At first I went the other way (found the image of one CA relative to another and started to prove that I got a third CA), but then I found the solution you described.
In principle we can consider the case of infinite figure (strip or something similar), there it turns out that symmetry centres can be generated an infinite number (by "walking excavator" method) :) But I think, in fact, a finite figure is enough.
Нашел монетку написано: HALF PENNY это сколько будет в %% от GBP? :)
Yes, I forgot to say! The coin is from 1958, that's important!
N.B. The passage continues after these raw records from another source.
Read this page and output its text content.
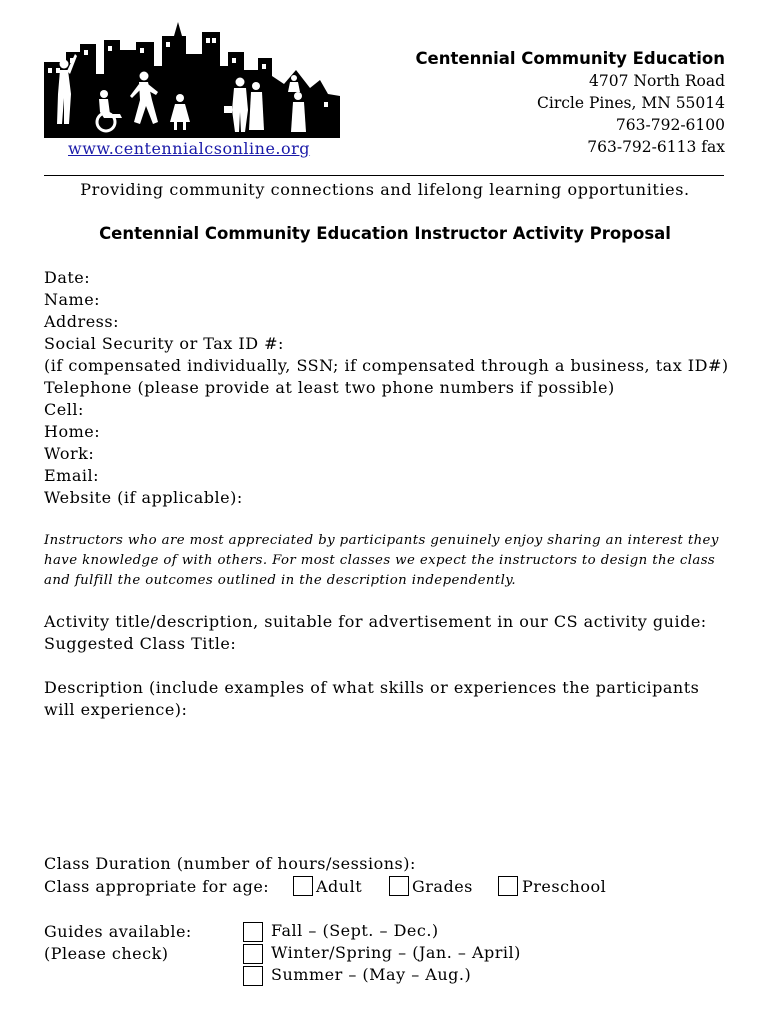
www.centennialcsonline.org
Centennial Community Education
4707 North Road
Circle Pines, MN 55014
763-792-6100
763-792-6113 fax
Providing community connections and lifelong learning opportunities.
Centennial Community Education Instructor Activity Proposal
Date:
Name:
Address:
Social Security or Tax ID #:
(if compensated individually, SSN; if compensated through a business, tax ID#)
Telephone (please provide at least two phone numbers if possible)
Cell:
Home:
Work:
Email:
Website (if applicable):
Instructors who are most appreciated by participants genuinely enjoy sharing an interest they have knowledge of with others. For most classes we expect the instructors to design the class and fulfill the outcomes outlined in the description independently.
Activity title/description, suitable for advertisement in our CS activity guide:
Suggested Class Title:
Description (include examples of what skills or experiences the participants will experience):
Class Duration (number of hours/sessions):
Class appropriate for age:	Adult	Grades	Preschool
Guides available:
(Please check)
Fall – (Sept. – Dec.)
Winter/Spring – (Jan. – April)
Summer – (May – Aug.)
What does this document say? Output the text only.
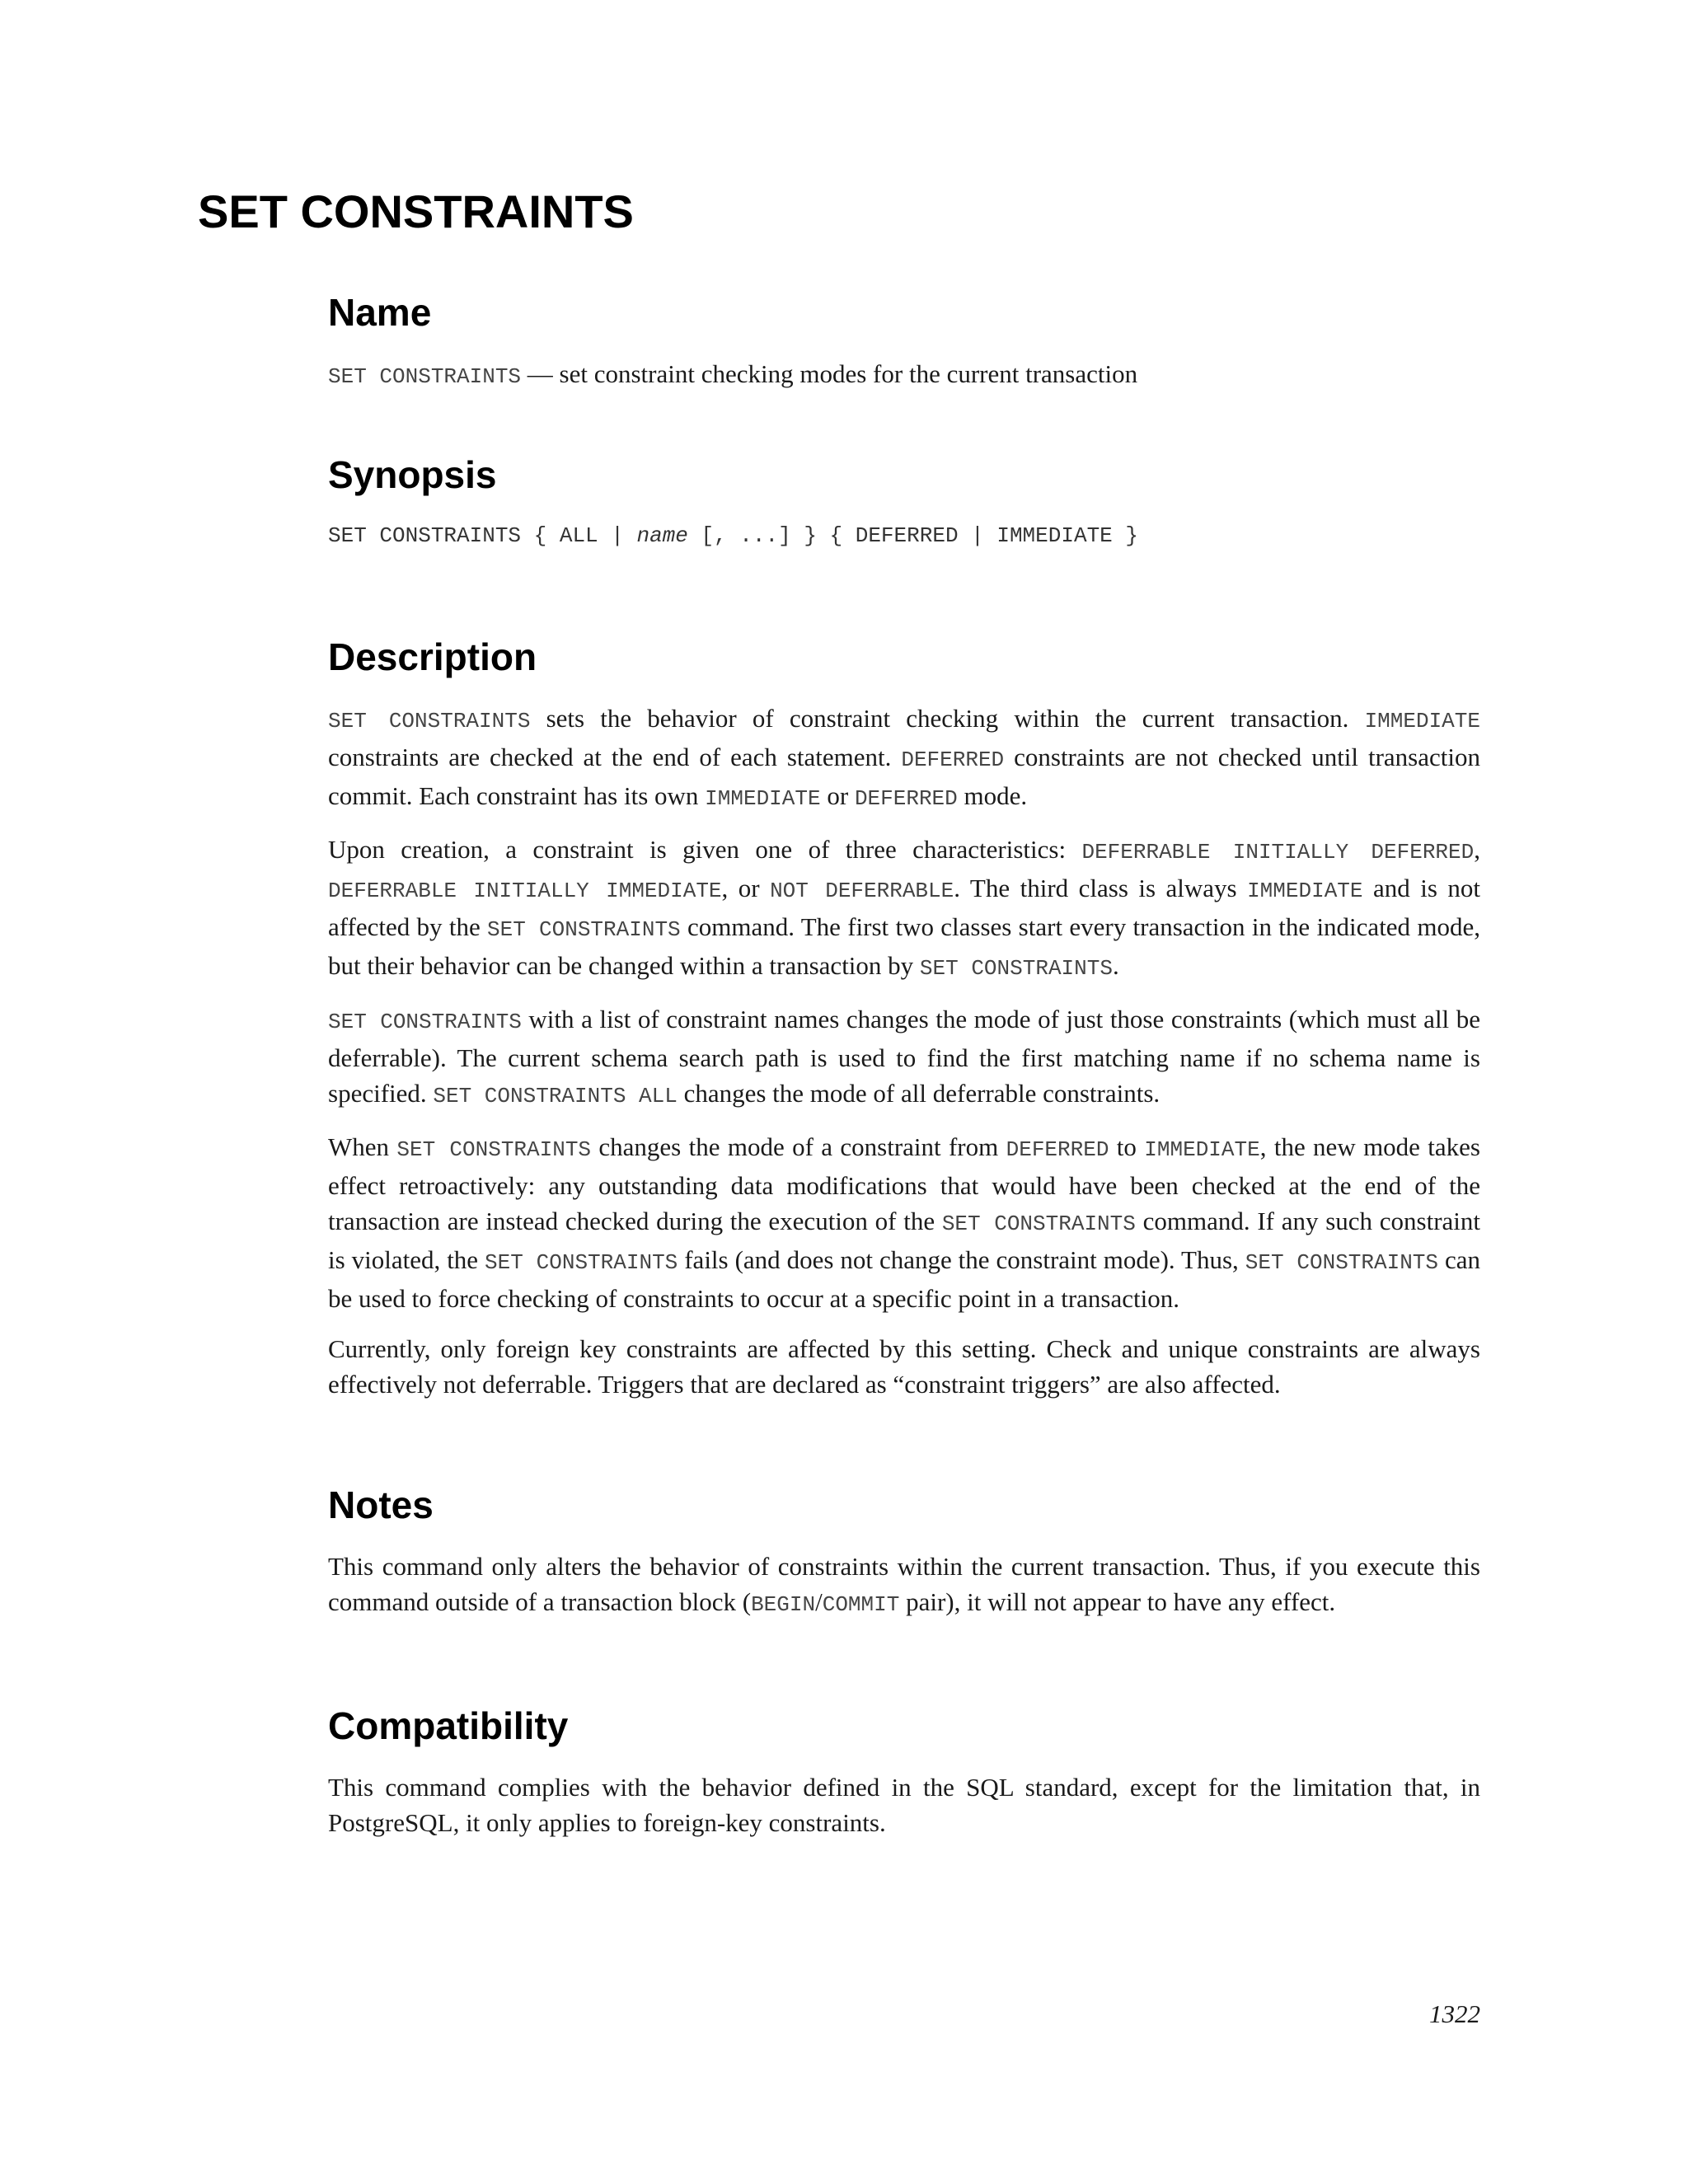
SET CONSTRAINTS
Name

SET CONSTRAINTS — set constraint checking modes for the current transaction

Synopsis
SET CONSTRAINTS { ALL | name [, ...] } { DEFERRED | IMMEDIATE }
Description

SET CONSTRAINTS sets the behavior of constraint checking within the current transaction. IMMEDIATE constraints are checked at the end of each statement. DEFERRED constraints are not checked until transaction commit. Each constraint has its own IMMEDIATE or DEFERRED mode.

Upon creation, a constraint is given one of three characteristics: DEFERRABLE INITIALLY DEFERRED, DEFERRABLE INITIALLY IMMEDIATE, or NOT DEFERRABLE. The third class is always IMMEDIATE and is not affected by the SET CONSTRAINTS command. The first two classes start every transaction in the indicated mode, but their behavior can be changed within a transaction by SET CONSTRAINTS.

SET CONSTRAINTS with a list of constraint names changes the mode of just those constraints (which must all be deferrable). The current schema search path is used to find the first matching name if no schema name is specified. SET CONSTRAINTS ALL changes the mode of all deferrable constraints.

When SET CONSTRAINTS changes the mode of a constraint from DEFERRED to IMMEDIATE, the new mode takes effect retroactively: any outstanding data modifications that would have been checked at the end of the transaction are instead checked during the execution of the SET CONSTRAINTS command. If any such constraint is violated, the SET CONSTRAINTS fails (and does not change the constraint mode). Thus, SET CONSTRAINTS can be used to force checking of constraints to occur at a specific point in a transaction.

Currently, only foreign key constraints are affected by this setting. Check and unique constraints are always effectively not deferrable. Triggers that are declared as “constraint triggers” are also affected.

Notes

This command only alters the behavior of constraints within the current transaction. Thus, if you execute this command outside of a transaction block (BEGIN/COMMIT pair), it will not appear to have any effect.

Compatibility

This command complies with the behavior defined in the SQL standard, except for the limitation that, in PostgreSQL, it only applies to foreign-key constraints.

1322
And I have a neat solution to a geometric problem, if anyone remembers it ("There are two circles and a point. Construct a segment whose ends lie on the given circles, and whose middle is at the given point"). Here it is half an hour ago.
Yurixx, and it is extremely characteristic that the construction itself determines when the solution to the problem exists. I.e. writing out constraints in the problem condition is almost the same as solving it.
Hint: the solution popped into my head just after I saw alsu's solution.
You have a strange centre of symmetry.
If by the centre of symmetry we mean the point about which a 180-degree rotation results in an exact match, then 2 centres are hard to come by. But infinitely many of them are welcome.
Let us take the graphs of functions F1(x) = cos(x)+1 and F2(x) = cos(x)-1 in the plane. The part of the plane between these graphs is our figure. Its symmetry centres are all points x divisible by pi.